What pickles does McDonalds use

Green, crisp and healthy: this is how the pickling cucumber grows in Lower Bavaria's fields under ideal conditions and was harvested between June and mid-September. There was really something going on in the fields - because of "sour cucumber time".

The cucumber is a nightshade plant and likes it warm and calm. For this reason, the seedling is covered with fleece after cultivation in April. Drip irrigation compensates for the lack of moisture in the soil. If the conditions are good, the first flowers will appear after a month and a month and a half after sowing, the cucumber harvest can begin. A fully grown cucumber plant continuously produces fruits so that they can be picked again after four days.

But cucumbers are also true divas and are very delicate. This is one of the reasons why there has been no machine harvesting process so far and many hardworking hands are necessary. The seasonal workers, many of whom come to Germany especially for the cucumber season, lie on so-called cucumber fliers for the harvest. These are tractors with side-mounted booms that are remotely reminiscent of the wings of an airplane. The cucumber fliers drive across the field at a snail's pace so that as few fruits as possible remain on the field. The harvest workers pick the fruit from the tendril with a slight twisting motion and place them on the conveyor belt.

A strenuous and sweaty activity, but both the fruits and the plants themselves remain undamaged with this process. In this way, the cucumber plants stay vital for a long time and fruits can be picked up to 20 times in one season.

The flowers of the cucumber plant are bright yellow. They sit on the shoots and arise on the leaf axils. Several fruits grow on each shoot at the same time. All cucumbers from approx. 1.5 cm in diameter are harvested.

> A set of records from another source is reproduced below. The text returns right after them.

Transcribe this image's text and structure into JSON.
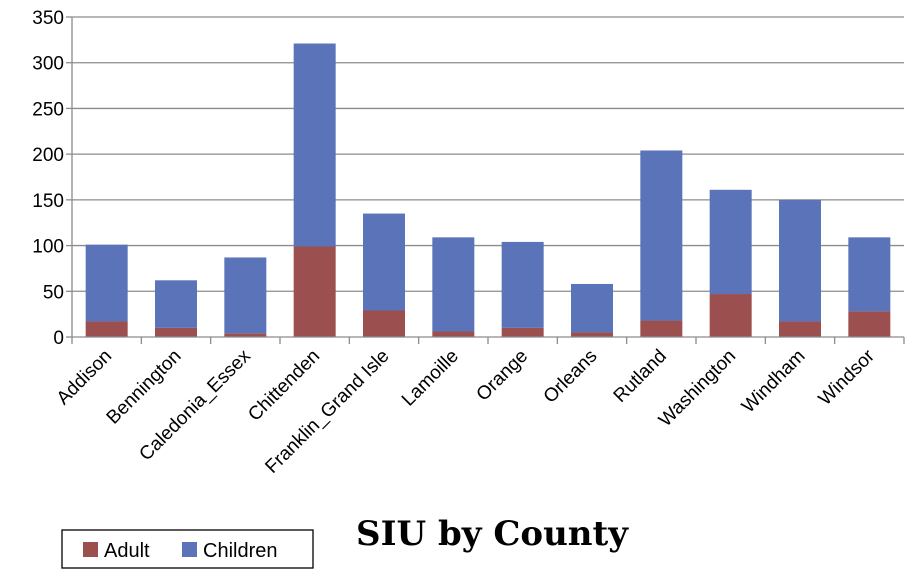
{
  "chart_data": {
    "type": "bar",
    "stacked": true,
    "title": "SIU by County",
    "xlabel": "",
    "ylabel": "",
    "ylim": [
      0,
      350
    ],
    "yticks": [
      0,
      50,
      100,
      150,
      200,
      250,
      300,
      350
    ],
    "grid": true,
    "legend_position": "bottom-left",
    "categories": [
      "Addison",
      "Bennington",
      "Caledonia_Essex",
      "Chittenden",
      "Franklin_Grand Isle",
      "Lamoille",
      "Orange",
      "Orleans",
      "Rutland",
      "Washington",
      "Windham",
      "Windsor"
    ],
    "series": [
      {
        "name": "Adult",
        "color": "#9c4f4f",
        "values": [
          17,
          10,
          4,
          99,
          29,
          6,
          10,
          5,
          18,
          47,
          17,
          28
        ]
      },
      {
        "name": "Children",
        "color": "#5b73b8",
        "values": [
          84,
          52,
          83,
          222,
          106,
          103,
          94,
          53,
          186,
          114,
          133,
          81
        ]
      }
    ]
  }
}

The cucumber plant has fine spines on all parts of the plant.

After the harvest, the cucumbers are sorted into different sizes as quickly as possible, assessed, weighed and then processed at Develey Senf & Feinkost GmbH. Large cucumbers are mainly preserved by means of natural lactic acid fermentation and, for example, processed into sliced ​​cucumbers as a spicy topping for hamburgers and the like. The smaller cucumbers are placed in the jar as pickled cucumbers - this is what the Specht brand belonging to Develey is famous for - and are either a snack or a fine and crunchy culinary experience with a snack.

Quality and complete traceability are a matter of course in domestic cultivation. And that doesn't work without outside help: despite the hard manual work, the harvest workers come to Lower Bavaria year after year during the cucumber season. The many hardworking hands that are required for the harvest make the cucumber harvest expensive, but thanks to the collaboration between Develey and McDonald’s, the largest contiguous cucumber growing area in Europe can be preserved.

Perfect gherkin climate in Lower Bavaria

A contract farmer of Develey Senf & Feinkost GmbH is Karl Birkeneder, who runs a family farm in Vilstal / Lower Bavaria together with his parents. With over 20 years of experience, cucumber cultivation is an important pillar of the business. Every year, with up to 150 harvest workers, they harvest the best pickling cucumbers on approx. 30 hectares. The family business also produces onions, sugar beets, grain and soy. "We produce our cucumbers in the best region of Europe with the highest standards in European comparison and can guarantee traceability back to the field," says Birkeneder. “The pickling cucumber suits the climate in our region: It's a bit warmer here than in neighboring areas, but not too hot either. With water-saving drip irrigation, sophisticated nutrient management, short transport routes and ultimately high yields, we save resources and can therefore produce more sustainably than in other growing regions. "

With around 1,000 hectares of cultivation area, Lower Bavaria is the largest contiguous cucumber growing area in Europe. The original form of the cucumber is probably native to warm tropical India. Lower Bavaria is far away, not only in terms of climate. Nevertheless, the Lower Bavarian cultivation is one of the most profitable in the world, as it is here that the climatic conditions are good and that there are skilled farmers with a lot of expertise. The climatic conditions, competence and experience allow high quality goods to be produced for the consumer. The Birkeneder family and their seasonal workers are sure to do their utmost to achieve this.

Karl Birkeneder junior and senior examine their cucumber stocks. The plants are healthy and bear a lot of fruit. The family business run jointly by the two farmers has been successfully producing cucumbers for over 20 years.